Astinus beobachtete ihn mit kaltem, distanziertem Interesse.

»Du hast recht«, sagte Raistlin, der die immer noch nasse Schrift auf dem Pergament durchforschte. »Ich komme aus der Zukunft. Ich habe die ›Chroniken‹ gelesen, während du sie niedergeschrieben hast. Auf jeden Fall erinnere ich mich an Ausschnitte, wenn ich diesen Eintrag lese – einen, den du schreiben wirst.« Er zeigte auf eine leere Stelle, dann rezitierte er aus dem Gedächtnis: »›An diesem Tag nach Spätwacht, die auf dreißig gesunken ist, brachte mir Fistandantilus die Kugel der Gegenwart.‹«

Astinus erwiderte nichts.

Raistlins Hand begann zu zittern. »Du wirst das schreiben«, beharrte er, Zorn ließ seine Stimme heiser klingen.

Astinus hielt inne, dann gab er mit einem leichten Schulterzucken seine Einwilligung kund.

Raistlin seufzte. »Ich tue also nichts, was nicht zuvor getan wurde!« Seine Hand ballte sich plötzlich zusammen, und als er wieder sprach, klang seine Stimme angespannt vor Anstrengung. »Crysania besuchte dich vor mehreren Tagen. Sie erzählte mir, du habest bei ihrem Eintreten geschrieben und dann, als du sie gesehen hast, etwas durchgestrichen. Zeig mir die Stelle.«

Astinus’ Blick verdüsterte sich.

»Zeig sie mir!« Raistlins Stimme brach; es war fast ein Kreischen.

Astinus legte die Kugel auf eine Seite des Schreibtisches, wo sie in seiner Nähe schwebte, und nahm widerstrebend die Hände von ihrer Kristalloberfläche. Das Licht flimmerte, die Kugel wurde dunkel und leer. Der Historiker griff hinter sich und zog einen riesigen, ledergebundenen Band hervor und fand, ohne zu zögern, die gewünschte Stelle. Er drehte das Buch um, damit Raistlin hineinsehen konnte.

Der Erzmagier las das Geschriebene, dann die Verbesserung. Als er sich erhob, war sein Gesicht leichenblaß, aber beherrscht. »Dies verändert die Zeit.«

»Dies verändert nichts«, entgegnete Astinus kühl. »Sie trat an seine Stelle, das ist alles. Ein Austausch. Die Zeit fließt ungestört weiter.«

»Und trägt mich mit ihr?«

»Wenn du über die Macht verfügst, den Lauf der Flüsse zu verändern, indem du einen Kieselstein hineinwirfst«, erwiderte Astinus sarkastisch.

Raistlin sah ihn an und lächelte plötzlich. Dann zeigte er auf die Kugel. »Hüte dich, Astinus«, flüsterte er, »hüte dich vor dem Kieselstein! Lebwohl, Unsterblicher!«

Im Zimmer war plötzlich nur noch Astinus. Der Historiker saß still und nachdenklich da. Dann drehte er das Buch um und las noch einmal die Stelle, die er geschrieben hatte, als Crysania eingetreten war.
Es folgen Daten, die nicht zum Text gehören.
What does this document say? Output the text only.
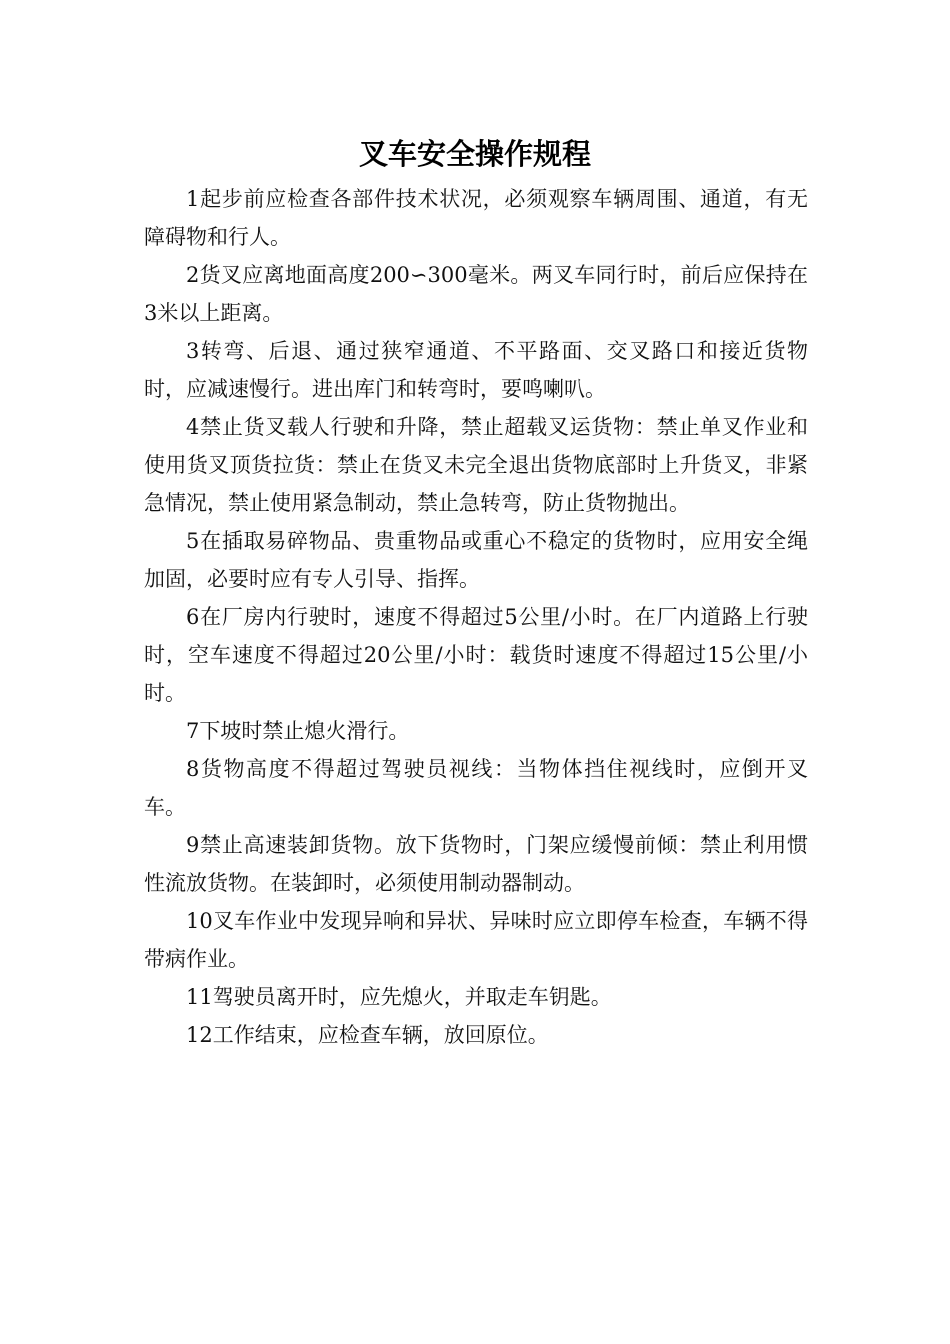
叉车安全操作规程

1起步前应检查各部件技术状况，必须观察车辆周围、通道，有无障碍物和行人。

2货叉应离地面高度200∽300毫米。两叉车同行时，前后应保持在3米以上距离。

3转弯、后退、通过狭窄通道、不平路面、交叉路口和接近货物时，应减速慢行。进出库门和转弯时，要鸣喇叭。

4禁止货叉载人行驶和升降，禁止超载叉运货物：禁止单叉作业和使用货叉顶货拉货：禁止在货叉未完全退出货物底部时上升货叉，非紧急情况，禁止使用紧急制动，禁止急转弯，防止货物抛出。

5在插取易碎物品、贵重物品或重心不稳定的货物时，应用安全绳加固，必要时应有专人引导、指挥。

6在厂房内行驶时，速度不得超过5公里/小时。在厂内道路上行驶时，空车速度不得超过20公里/小时：载货时速度不得超过15公里/小时。

7下坡时禁止熄火滑行。

8货物高度不得超过驾驶员视线：当物体挡住视线时，应倒开叉车。

9禁止高速装卸货物。放下货物时，门架应缓慢前倾：禁止利用惯性流放货物。在装卸时，必须使用制动器制动。

10叉车作业中发现异响和异状、异味时应立即停车检查，车辆不得带病作业。

11驾驶员离开时，应先熄火，并取走车钥匙。

12工作结束，应检查车辆，放回原位。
»An diesem Tag, wenn die Spätwacht auf 15 ansteigt, erscheint Denubis, ein Kleriker Paladins, von dem großen Erzmagier Fistandantilus geschickt, um den Verbleib des Portals herauszufinden. Für meine Hilfe wird Fistandantilus etwas herstellen, was er mir seit langem versprochen hat – die Kugel der Gegenwart...«

Denubis’ Namen war durchgestrichen, Crysanias Name hineingeschrieben.